A survey of 350 software developers found a majority (91%) of respondents are unhappy with the actual metrics leadership teams are measuring.
The survey, conducted by Atomik Research on behalf of Uplevel, an enterprise intelligence platform provider, found the top metrics developers say should be tracked include hours worked (52%), work allocation (49%) and the amount of time they have to focus on writing code (46%).
Unfortunately, the survey also revealed more than half of respondents (56%) reported that the CTOs that lead software development efforts make significant strategic decisions without realizing the negative impact on their team. They also often move people around on projects or tasks without knowing the full implications (51%) and overwork developers (44%).

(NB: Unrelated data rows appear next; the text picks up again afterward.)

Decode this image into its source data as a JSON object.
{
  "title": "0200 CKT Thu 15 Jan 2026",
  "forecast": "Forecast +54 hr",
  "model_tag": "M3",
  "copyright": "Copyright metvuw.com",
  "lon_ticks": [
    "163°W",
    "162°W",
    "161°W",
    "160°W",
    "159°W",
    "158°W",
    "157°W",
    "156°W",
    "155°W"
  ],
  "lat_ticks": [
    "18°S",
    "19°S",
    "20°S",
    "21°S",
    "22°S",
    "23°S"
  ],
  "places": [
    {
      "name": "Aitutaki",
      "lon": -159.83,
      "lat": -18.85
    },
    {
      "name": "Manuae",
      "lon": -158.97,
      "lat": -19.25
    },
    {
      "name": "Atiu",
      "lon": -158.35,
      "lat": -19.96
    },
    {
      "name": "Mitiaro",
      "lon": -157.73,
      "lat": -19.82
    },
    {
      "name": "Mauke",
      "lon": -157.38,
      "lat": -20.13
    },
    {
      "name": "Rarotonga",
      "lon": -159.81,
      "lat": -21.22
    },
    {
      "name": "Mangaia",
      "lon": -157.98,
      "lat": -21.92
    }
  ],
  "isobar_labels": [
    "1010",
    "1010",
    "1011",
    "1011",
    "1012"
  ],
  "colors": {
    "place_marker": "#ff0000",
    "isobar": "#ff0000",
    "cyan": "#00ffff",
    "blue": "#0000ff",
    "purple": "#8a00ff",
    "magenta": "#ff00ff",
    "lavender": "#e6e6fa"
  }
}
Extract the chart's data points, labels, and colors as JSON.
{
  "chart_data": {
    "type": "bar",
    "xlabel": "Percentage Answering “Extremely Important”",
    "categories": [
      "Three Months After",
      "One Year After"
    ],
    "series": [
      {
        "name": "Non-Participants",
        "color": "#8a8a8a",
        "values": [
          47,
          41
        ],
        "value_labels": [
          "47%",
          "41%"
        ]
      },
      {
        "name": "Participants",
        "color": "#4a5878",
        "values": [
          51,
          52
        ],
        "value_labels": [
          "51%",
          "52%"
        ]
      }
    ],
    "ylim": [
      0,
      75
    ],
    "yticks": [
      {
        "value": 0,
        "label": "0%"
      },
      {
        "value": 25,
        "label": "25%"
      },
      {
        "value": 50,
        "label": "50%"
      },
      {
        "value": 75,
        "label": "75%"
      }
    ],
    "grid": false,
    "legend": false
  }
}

Just under a third (30%) noted their engineering leaders rely solely on gut feelings to measure the effectiveness of their teams, while a third of respondents observed most engineering roadblocks go unnoticed by leadership.
Additionally, 96% noted that not knowing what their own leadership team is working on is detrimental to the larger team.
Christina Forney, vice president of product management for Uplevel, said many CTOs clearly need to be more engaged. Developers don’t mind being measured, but they clearly want to be evaluated based on metrics that matter, she added.
Managing software development teams has become a lot more challenging in an era where many developers are working remotely. IT leaders can no longer manage by walking around as easily as they once did, said Forney. Aligning workflows across a highly distributed team of developers is a challenge no matter how many communications platforms are used.
Surprisingly, the Uplevel survey found more than half of respondents (54%) said they feel more productive in the office. More than a third (35%) also said they preferred some form of synchronous communication to engage with other members of their team versus 27% that preferred some form of asynchronous communication. A total of 38% said they preferred a mix.
It’s no secret that despite long-standing commitments to automation, there are still a lot of manual processes in DevOps workflows that create bottlenecks. In an uncertain economy, however, there’s a lot more focus on developer productivity, so eliminating DevOps bottlenecks has become a major priority. The challenge is those bottlenecks are not as apparent to senior IT leaders, many of whom may have simply become inured to them over time.
Regardless of how bottlenecks occurred, DevOps teams would be well-advised to reevaluate the metrics they track. Mean-time-to-recovery (MTTR), for example, is not as important a metric to the business as the amount of quality code that finds its way into a production environment.
In theory, all the data required to track more meaningful metrics that could improve productivity already exists in the tools and platforms DevOps teams use to build and deploy an application. The challenge has been finding a way to automatically surface that data without adding yet another bottleneck to a DevOps workflow.